Logan and Horne recruit facilitators with a background in management consulting or adult education. They use a variety of tools to encourage “strategic doing.” Participants are asked to create a list of what they’ll do in the next 30 days to help achieve their clubs’ goals and decide how they will evaluate their completed tasks. They then make a list of what they’ll do 30 days after that to keep making a difference.
Succession
The seminars also stress succession planning and courageous leadership.
“This is not just for presidents and secretaries. This is for all leaders and aspiring leaders,” says Horne. “You can’t think of it in terms of ‘my year.’ Most clubs need to have a longer-term plan for what they want to accomplish and how they want to have an impact. Those strategic conversations need to involve people who can give it continuity.”

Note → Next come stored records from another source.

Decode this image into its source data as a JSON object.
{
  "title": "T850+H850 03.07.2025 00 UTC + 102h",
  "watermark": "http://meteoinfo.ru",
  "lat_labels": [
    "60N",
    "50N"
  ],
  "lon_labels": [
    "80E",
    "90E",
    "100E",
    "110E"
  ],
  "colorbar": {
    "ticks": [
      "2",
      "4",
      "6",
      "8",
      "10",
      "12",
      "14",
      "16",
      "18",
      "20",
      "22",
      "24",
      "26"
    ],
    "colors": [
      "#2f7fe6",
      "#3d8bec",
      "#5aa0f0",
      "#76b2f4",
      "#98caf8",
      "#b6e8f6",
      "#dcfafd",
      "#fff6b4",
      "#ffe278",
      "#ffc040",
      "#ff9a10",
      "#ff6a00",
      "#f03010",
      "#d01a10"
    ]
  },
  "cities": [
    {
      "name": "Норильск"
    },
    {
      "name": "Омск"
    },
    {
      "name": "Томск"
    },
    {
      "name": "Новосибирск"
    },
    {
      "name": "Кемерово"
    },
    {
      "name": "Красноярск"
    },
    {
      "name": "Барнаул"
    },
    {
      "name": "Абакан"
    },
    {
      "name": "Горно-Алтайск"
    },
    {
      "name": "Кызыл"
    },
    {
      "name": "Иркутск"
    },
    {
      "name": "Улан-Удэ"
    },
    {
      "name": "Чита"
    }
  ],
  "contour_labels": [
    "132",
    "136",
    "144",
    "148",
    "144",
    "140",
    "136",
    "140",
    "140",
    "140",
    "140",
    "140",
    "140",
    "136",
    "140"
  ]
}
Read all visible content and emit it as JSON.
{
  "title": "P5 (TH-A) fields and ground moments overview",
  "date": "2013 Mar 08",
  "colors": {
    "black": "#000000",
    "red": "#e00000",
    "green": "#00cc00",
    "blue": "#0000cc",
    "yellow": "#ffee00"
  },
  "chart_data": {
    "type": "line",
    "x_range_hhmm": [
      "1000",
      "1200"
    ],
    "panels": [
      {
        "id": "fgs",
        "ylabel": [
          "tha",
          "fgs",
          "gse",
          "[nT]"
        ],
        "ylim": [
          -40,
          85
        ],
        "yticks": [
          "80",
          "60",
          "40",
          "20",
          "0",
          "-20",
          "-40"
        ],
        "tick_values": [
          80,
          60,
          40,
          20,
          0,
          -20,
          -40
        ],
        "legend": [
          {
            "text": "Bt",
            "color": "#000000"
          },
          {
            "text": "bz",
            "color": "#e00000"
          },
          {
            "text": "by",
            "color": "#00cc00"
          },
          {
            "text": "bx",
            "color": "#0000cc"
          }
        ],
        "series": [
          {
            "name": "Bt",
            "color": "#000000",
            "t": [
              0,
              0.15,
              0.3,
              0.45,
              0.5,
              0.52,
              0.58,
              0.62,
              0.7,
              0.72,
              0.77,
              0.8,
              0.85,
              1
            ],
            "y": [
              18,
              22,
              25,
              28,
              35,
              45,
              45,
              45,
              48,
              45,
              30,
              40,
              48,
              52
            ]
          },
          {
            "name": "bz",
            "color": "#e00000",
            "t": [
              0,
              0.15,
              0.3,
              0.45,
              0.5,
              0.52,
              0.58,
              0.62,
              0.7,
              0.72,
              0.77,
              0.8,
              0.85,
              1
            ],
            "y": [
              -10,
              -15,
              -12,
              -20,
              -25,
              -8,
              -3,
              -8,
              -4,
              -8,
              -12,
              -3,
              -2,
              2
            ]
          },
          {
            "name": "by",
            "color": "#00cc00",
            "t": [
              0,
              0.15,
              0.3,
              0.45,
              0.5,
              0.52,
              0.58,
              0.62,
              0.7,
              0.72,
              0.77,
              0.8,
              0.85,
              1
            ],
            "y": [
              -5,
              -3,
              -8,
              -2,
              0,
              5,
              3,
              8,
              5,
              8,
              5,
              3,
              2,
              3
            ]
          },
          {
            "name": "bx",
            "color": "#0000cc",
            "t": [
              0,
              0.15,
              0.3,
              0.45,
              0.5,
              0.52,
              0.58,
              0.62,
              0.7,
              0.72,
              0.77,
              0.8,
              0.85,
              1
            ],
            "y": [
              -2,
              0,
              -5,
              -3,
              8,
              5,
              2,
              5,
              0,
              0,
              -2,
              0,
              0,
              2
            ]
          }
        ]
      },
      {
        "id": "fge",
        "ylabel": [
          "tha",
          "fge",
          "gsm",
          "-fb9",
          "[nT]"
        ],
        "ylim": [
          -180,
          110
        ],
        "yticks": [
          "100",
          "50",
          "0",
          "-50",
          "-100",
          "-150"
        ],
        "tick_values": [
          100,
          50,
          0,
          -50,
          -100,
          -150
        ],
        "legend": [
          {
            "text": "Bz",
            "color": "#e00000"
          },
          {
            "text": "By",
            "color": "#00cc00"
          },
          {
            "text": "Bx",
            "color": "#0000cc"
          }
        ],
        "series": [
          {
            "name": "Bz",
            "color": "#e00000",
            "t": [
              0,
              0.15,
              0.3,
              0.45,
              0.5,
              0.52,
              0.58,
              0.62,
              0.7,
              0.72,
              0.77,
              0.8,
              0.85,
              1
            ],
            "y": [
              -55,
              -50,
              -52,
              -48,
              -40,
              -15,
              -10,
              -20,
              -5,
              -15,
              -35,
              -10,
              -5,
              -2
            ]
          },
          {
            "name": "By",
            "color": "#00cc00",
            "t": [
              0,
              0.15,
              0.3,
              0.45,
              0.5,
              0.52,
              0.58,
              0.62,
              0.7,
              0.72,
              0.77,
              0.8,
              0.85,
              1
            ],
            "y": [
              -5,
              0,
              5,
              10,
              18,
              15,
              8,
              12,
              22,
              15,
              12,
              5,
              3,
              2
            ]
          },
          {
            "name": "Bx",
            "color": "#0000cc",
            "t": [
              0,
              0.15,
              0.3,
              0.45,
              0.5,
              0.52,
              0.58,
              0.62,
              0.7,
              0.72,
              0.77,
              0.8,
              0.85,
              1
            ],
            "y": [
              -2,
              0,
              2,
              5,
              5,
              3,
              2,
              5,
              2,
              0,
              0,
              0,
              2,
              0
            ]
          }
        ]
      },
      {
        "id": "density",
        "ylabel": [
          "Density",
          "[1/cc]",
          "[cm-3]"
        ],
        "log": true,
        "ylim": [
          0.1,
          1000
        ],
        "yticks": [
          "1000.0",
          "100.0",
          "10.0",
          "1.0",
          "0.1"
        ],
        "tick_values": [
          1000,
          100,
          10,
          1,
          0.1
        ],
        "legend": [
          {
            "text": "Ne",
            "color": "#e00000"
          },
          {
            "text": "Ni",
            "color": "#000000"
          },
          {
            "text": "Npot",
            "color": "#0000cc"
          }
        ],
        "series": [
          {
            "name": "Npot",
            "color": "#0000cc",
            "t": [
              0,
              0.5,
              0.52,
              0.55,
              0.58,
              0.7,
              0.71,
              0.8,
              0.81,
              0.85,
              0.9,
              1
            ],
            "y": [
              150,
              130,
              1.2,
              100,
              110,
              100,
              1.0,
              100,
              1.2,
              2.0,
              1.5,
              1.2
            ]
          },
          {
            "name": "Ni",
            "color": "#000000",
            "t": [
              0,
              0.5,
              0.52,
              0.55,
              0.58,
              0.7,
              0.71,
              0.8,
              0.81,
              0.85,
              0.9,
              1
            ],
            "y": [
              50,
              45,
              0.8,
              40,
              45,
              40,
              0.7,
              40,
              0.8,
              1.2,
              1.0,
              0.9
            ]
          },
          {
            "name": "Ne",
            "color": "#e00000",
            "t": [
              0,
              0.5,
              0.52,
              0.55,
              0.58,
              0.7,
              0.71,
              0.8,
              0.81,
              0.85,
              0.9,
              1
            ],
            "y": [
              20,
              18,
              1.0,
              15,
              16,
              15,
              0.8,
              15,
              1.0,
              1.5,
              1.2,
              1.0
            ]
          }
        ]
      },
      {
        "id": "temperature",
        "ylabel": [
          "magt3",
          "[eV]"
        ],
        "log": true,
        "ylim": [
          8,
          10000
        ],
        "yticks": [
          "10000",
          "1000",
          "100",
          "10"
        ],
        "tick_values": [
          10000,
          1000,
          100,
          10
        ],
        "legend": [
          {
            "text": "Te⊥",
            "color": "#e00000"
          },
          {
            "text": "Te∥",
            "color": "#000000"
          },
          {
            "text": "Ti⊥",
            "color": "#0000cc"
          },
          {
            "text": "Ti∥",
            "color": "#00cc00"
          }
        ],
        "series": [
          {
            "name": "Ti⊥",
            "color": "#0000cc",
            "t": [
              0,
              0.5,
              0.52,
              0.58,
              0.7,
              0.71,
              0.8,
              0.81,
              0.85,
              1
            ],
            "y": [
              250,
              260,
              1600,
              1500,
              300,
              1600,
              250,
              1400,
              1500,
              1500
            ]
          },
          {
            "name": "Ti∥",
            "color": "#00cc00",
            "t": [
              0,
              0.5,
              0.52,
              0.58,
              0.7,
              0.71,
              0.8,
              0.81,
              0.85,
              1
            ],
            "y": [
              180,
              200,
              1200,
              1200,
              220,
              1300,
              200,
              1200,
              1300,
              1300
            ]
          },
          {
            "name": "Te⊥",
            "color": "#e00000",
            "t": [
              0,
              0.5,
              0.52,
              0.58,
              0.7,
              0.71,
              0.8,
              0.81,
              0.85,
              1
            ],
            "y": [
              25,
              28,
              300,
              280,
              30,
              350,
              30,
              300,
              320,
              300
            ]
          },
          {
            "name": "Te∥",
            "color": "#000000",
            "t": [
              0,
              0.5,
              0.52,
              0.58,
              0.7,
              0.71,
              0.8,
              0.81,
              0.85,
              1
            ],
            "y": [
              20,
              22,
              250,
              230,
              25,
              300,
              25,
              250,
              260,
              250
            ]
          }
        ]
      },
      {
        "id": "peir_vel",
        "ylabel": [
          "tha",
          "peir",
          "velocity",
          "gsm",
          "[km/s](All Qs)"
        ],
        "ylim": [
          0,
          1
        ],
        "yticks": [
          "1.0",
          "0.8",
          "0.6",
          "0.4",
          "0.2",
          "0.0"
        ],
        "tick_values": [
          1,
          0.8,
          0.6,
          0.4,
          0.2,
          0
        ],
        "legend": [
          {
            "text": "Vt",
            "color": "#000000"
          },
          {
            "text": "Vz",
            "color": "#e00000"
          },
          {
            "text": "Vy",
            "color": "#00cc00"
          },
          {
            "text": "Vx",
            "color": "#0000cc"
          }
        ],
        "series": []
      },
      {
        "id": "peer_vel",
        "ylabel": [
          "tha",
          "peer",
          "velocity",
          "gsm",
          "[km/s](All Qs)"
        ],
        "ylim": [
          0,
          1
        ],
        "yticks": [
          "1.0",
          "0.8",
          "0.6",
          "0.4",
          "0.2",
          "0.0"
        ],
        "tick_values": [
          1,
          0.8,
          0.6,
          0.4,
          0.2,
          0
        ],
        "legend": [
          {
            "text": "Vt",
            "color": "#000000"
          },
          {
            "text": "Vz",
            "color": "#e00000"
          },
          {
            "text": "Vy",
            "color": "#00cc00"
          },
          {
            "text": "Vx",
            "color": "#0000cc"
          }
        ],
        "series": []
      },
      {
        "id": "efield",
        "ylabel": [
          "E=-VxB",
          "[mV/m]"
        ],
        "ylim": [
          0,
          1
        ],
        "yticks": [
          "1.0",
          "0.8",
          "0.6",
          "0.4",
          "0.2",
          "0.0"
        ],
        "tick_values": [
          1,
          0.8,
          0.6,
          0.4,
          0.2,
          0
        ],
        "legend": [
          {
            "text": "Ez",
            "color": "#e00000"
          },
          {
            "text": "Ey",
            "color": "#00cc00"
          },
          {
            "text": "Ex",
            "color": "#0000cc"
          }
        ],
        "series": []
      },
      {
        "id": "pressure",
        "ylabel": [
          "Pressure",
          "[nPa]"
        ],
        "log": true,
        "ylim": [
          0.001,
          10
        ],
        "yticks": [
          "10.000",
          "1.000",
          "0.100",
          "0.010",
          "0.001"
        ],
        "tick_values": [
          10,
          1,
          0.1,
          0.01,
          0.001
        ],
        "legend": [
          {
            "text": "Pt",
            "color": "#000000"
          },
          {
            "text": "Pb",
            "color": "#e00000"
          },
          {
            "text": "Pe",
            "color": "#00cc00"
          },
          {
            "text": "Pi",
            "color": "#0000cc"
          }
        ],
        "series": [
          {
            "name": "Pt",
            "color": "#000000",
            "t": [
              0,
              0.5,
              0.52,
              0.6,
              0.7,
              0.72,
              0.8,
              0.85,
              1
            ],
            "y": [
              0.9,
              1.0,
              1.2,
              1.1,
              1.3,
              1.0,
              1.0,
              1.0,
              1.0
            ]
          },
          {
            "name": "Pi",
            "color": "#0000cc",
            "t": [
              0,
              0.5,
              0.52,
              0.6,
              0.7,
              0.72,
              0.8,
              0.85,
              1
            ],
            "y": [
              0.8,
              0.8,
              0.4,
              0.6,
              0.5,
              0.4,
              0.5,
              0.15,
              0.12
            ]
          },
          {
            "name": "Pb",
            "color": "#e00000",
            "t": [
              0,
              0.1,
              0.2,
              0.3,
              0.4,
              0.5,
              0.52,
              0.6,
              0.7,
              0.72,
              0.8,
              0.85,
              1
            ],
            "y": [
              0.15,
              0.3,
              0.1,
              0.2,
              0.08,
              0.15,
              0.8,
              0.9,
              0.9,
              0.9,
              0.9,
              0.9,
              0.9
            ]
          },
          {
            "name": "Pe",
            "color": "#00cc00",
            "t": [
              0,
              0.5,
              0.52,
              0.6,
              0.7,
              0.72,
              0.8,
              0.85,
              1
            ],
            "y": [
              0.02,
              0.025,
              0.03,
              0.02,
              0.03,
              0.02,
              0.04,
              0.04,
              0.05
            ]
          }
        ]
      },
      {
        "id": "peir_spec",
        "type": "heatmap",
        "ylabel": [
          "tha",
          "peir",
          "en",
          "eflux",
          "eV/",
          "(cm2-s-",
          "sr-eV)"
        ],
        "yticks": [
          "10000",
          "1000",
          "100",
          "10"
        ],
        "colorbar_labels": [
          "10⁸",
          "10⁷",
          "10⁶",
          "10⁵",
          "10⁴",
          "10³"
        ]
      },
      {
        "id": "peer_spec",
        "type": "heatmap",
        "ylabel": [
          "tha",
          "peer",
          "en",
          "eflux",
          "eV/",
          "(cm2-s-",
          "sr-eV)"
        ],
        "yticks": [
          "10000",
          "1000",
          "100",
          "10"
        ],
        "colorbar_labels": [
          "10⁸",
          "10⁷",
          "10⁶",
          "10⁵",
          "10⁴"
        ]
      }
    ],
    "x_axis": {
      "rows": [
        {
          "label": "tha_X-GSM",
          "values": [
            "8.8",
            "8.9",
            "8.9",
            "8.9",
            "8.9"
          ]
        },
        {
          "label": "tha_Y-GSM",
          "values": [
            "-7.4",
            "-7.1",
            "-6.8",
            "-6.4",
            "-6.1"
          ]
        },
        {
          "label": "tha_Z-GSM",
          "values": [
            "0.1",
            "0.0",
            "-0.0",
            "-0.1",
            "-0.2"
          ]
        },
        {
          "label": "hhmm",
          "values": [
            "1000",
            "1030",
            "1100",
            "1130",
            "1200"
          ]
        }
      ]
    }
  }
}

By shifting responsibility from a single person to a team, Horne says, clubs can make a role less consuming and more appealing. Horne plans to exemplify this approach to her clubs by using the title “chair of the district leadership team” in place of “district governor.”
“We expect our club or district leaders to be all things to all people, and that just doesn’t work,” Horne says. “It has to be a team, and there have to be very simple tools that people can use effectively with some basic training.”